How has Mechelen contributed to making you who you are today? What role has the city played in shaping your outlook and career?

I was able to expand on my skills as a watchmaker, thanks to my work in the St. Rumbold’s Tower. The past and the present meet here in a truly unique way. Ascend the 365 steps of the tower, and you end up in a place that already existed 300 years ago. The sounds you hear coming from the carillon are authentic, and the installation is preserved as much as possible, only using modern technology in order to make the presentation more historically accurate. It is a complex equilibrium and our tower is a leading example. Working here has made me an expert in dealing with this combination of past and present, and I have been asked to apply these skills elsewhere, like the Belfort in Ghent.

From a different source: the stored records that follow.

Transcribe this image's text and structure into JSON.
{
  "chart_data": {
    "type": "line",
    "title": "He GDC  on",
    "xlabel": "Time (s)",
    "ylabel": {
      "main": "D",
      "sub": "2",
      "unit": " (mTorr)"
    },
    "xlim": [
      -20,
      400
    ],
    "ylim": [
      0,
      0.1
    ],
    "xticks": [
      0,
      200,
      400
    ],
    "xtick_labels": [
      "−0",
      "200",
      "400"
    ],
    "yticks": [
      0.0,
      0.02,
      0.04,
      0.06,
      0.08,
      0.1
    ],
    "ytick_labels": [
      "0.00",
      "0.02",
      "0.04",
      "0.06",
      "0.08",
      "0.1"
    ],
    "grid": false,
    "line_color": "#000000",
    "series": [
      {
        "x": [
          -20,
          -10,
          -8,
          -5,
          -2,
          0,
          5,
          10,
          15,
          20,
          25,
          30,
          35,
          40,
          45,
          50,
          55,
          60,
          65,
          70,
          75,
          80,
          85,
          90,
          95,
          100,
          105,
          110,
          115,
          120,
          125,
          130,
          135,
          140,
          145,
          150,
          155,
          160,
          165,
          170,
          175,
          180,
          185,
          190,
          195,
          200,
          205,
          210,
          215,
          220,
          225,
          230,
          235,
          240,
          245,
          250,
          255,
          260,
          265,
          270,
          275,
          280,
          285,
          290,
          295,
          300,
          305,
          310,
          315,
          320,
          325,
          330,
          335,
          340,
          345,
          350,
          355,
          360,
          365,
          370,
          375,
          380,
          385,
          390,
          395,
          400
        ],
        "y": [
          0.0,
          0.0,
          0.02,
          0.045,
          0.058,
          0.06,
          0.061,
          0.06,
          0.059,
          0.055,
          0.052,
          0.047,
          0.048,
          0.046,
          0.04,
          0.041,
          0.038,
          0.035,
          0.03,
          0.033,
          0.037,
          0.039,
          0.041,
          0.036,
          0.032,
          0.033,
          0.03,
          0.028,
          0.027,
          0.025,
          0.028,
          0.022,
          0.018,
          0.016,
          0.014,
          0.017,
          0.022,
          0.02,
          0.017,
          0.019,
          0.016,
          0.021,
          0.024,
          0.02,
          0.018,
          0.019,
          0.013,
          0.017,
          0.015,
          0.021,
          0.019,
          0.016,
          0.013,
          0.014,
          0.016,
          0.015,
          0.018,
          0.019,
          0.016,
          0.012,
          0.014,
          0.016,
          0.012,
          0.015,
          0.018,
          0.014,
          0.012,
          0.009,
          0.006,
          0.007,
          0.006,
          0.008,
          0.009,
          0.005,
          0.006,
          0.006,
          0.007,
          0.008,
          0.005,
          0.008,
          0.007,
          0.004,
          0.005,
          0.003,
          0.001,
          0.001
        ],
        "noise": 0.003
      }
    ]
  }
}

On a personal level, what would you like to see more of in the city? What could it do better?

In a city with a rich heritage of carillons and mechanical clocks, there is a severe lack of publicly displayed time indicators. A lot of the tower clocks and dials on public buildings have all disappeared.

To you, what is the best way to spend a weekend in Mechelen?

Of course, I will take them up the St. Rumbold’s tower, and they’re lucky to get the extended tour with all the stories and details! It is really easy to spend a weekend or even a week in Mechelen, and we can offer something for everybody: for kids you have Technopolis, the Toy Museum and for everyone interested in history and culture, we have lots of historical and culinary walks, the Dossin museum, an afternoon visit to the tower… too much for one day really. And in the evening we have plenty of places where you can enjoy a nice drink and amazing food.

Can you talk to us about a local legend, a neighbourhood anecdote or urban myth that, to you, encapsulates the spirit of the city?

A lot of Mechlinians will tell you the story of the ‘Manenblussers’. But few people are familiar with the fact that the tower actually burned down in the year 1499. At that time, it was still under construction, but a number of clocks got lost in the fire.

Another true local legend was the carillon player Jef Denyn, a true virtuoso on the instrument. He always had a way of playing the historical clocks in Mechelen that made them produce mysterious overtones that you won’t hear with any other carillon in the world. This is probably due to the many different manufacturers of the individual clocks. He could truly make the bells sing!